Thursday, 17 June 2010

The Natural Marketplace

The parks and green spaces of Manchester seem to be gaining an increasingly prominent status within the city as a place where community and environmental action mingles with open space and good old fashioned peace and bloody quiet. But is it that easy? What pressures are put on them by their location and their function? And what is one park, Platt Fields Park in Fallowfield and Rusholme (now halfway through its centenary year), doing to try and thrive in this 21st Century where the twitter on your i-phone is more anticipated than the twitter of a sparrow (LOL)?

There has been a new project launched by the UK Government to try and place a monetary value on the Natural World, the UK National Ecosystem Assessment. Its aim, and I quote, is to be “the first analysis of the UK’s natural environment in terms of the benefits it provides to society and continuing economic prosperity” ( Basically, they decide how much the Natural World is worth to us in pounds and pence. A piece of woodland? That'll be a fiver to you sir. A marshland with a peat underlayer that might act as a potential store for excess carbon? Fifty quid and a wink. Easy.
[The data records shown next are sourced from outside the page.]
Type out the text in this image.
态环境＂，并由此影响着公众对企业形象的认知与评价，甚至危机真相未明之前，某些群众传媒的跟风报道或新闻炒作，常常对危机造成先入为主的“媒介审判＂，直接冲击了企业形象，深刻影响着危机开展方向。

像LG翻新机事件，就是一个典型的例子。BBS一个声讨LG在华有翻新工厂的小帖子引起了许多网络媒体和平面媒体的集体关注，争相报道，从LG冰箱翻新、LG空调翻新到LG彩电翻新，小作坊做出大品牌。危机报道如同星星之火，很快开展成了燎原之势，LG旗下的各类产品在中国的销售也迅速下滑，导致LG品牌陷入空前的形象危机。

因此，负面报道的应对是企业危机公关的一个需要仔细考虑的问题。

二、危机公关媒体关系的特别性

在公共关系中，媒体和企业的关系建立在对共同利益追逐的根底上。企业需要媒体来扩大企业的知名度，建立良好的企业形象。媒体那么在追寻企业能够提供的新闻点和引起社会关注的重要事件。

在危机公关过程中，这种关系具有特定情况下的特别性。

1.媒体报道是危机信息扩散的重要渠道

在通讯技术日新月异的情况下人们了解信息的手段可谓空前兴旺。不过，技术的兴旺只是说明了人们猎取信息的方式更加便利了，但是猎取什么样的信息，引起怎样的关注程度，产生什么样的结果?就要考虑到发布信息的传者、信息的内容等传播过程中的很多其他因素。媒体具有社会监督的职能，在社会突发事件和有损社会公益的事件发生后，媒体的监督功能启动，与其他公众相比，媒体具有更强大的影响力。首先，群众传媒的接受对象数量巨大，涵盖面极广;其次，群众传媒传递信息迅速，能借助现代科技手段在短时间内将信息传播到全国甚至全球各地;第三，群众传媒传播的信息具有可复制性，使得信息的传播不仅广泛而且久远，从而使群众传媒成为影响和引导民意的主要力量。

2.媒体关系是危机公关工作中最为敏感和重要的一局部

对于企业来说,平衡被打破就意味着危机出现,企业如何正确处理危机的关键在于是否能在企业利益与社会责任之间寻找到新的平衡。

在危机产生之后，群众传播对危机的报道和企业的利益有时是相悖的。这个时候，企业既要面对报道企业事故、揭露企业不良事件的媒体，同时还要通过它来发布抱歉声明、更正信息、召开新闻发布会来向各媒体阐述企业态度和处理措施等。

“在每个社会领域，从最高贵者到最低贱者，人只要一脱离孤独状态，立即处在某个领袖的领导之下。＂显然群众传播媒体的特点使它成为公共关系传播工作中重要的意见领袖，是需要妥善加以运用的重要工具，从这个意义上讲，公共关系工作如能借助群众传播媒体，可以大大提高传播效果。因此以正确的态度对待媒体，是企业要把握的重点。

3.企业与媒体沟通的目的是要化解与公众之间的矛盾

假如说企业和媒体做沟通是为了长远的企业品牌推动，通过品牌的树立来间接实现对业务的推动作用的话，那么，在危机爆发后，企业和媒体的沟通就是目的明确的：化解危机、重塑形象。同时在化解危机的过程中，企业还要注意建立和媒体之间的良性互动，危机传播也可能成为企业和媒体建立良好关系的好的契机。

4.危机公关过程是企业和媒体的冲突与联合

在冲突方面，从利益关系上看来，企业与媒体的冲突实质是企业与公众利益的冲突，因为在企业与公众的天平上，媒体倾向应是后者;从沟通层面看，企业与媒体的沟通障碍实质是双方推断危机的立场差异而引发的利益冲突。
But the real issue here is the commodification of the Natural World around us. This comes in two ways – first, there is the placing of monetary value onto ecosystems and green spaces. This, according to some, will allow us to appreciate the true value of such things, and, actually, remove them from the marketplace by ascribing value designed to protect it. However, there is the reverse argument that it simply draws the Natural World into the marketplace, opening it up to be used as a 'thing' to be traded or exchanged based on its current value.

Second, is the idea that green spaces must compete with other resources for funding, preservation and a right to exist. They must prove their value for money by making repeated funding requests and proving what they do for the community, or be damned. There is no longer an idea of inherent usefulness in having green spaces.

Also, this has the effect of making us 'consumers' of green spaces to the extent that we expect things from them, as they are paid for by our money. We therefore expect value for that money. “This is our park, I paid for it with my ruddy council tax," etc, much the same argument we would use to justify bin collections every week or roads with no potholes.

So how does Platt Fields Park in particular survive and adapt to this paradigm shift in the thinking about green spaces?

In an interview with Anne Tucker from the Friends of Platt Fields Park, she explained that the park has many different interests to accommodate and to fend off. “Juggling different people’s needs from the park is the trickiest thing,” she says. “Problems are noise levels vs peace and quiet; dog lovers vs dog haters; fireworks (popular vs effects on wildlife); lake uses (fishing vs boating vs leave it alone); duck feeding vs excess of Canada geese; pathways v grass...” It seems that so many groups use these spaces that it is hard to get the balance right, as everyone has an expectation of what their local park should offer them. This expectation increases with the increased function and use value that parks must have to compete for limited Council resources.

Other interests want simply to change the use of the park altogether, or at least parts of it. “Over the years, there have been some attempts to encroach on the park by developers – most notably the gradual taking over of more of the park by Manchester City FC Sports Complex. There was a big fuss over this so another attempt in 2004 to make a temporary car park for hospital employees to park in and be bussed to the hospital while the MRI/St Mary’s were being rebuilt – it got cancelled with a huge campaign.”

On the up side though, Anne comments that, “nowadays if anyone wants anything like that, Manchester Leisure says ‘no’ immediately!”

When you go to Platt Fields Park, as I was lucky enough to do during the Easter Holidays, there certainly is a lot going on, and a lot of different communities using the park. Joggers, young families, groups of young people on the skate park, old men and their dogs, cyclists, people just going from A to B, and students, all seem to get something out of the park. There are cycling workshops, art days, guerilla gardening, community festivals and loads more stuff to try and get people involved in a productive, local way. And yet, all around, there are signs of the city still present, leaning over as if waiting for Nature to let its guard down. Student Accommodation looms up on one side, the MCFC Sports Complex on the other. The noise of traffic on Wilmslow Road is never far away.

All in all, despite the new pressures Platt Fields Park finds itself under, it tries its best to compete (yes, ‘compete’) for attention in our busy city where space is at a premium. I would have to say that its value lies not in its monetary worth, or its usefulness to various interested parties, but simply as an antidote to the dusty, glum routines we find ourselves swept along by if we don't keep our wits about us.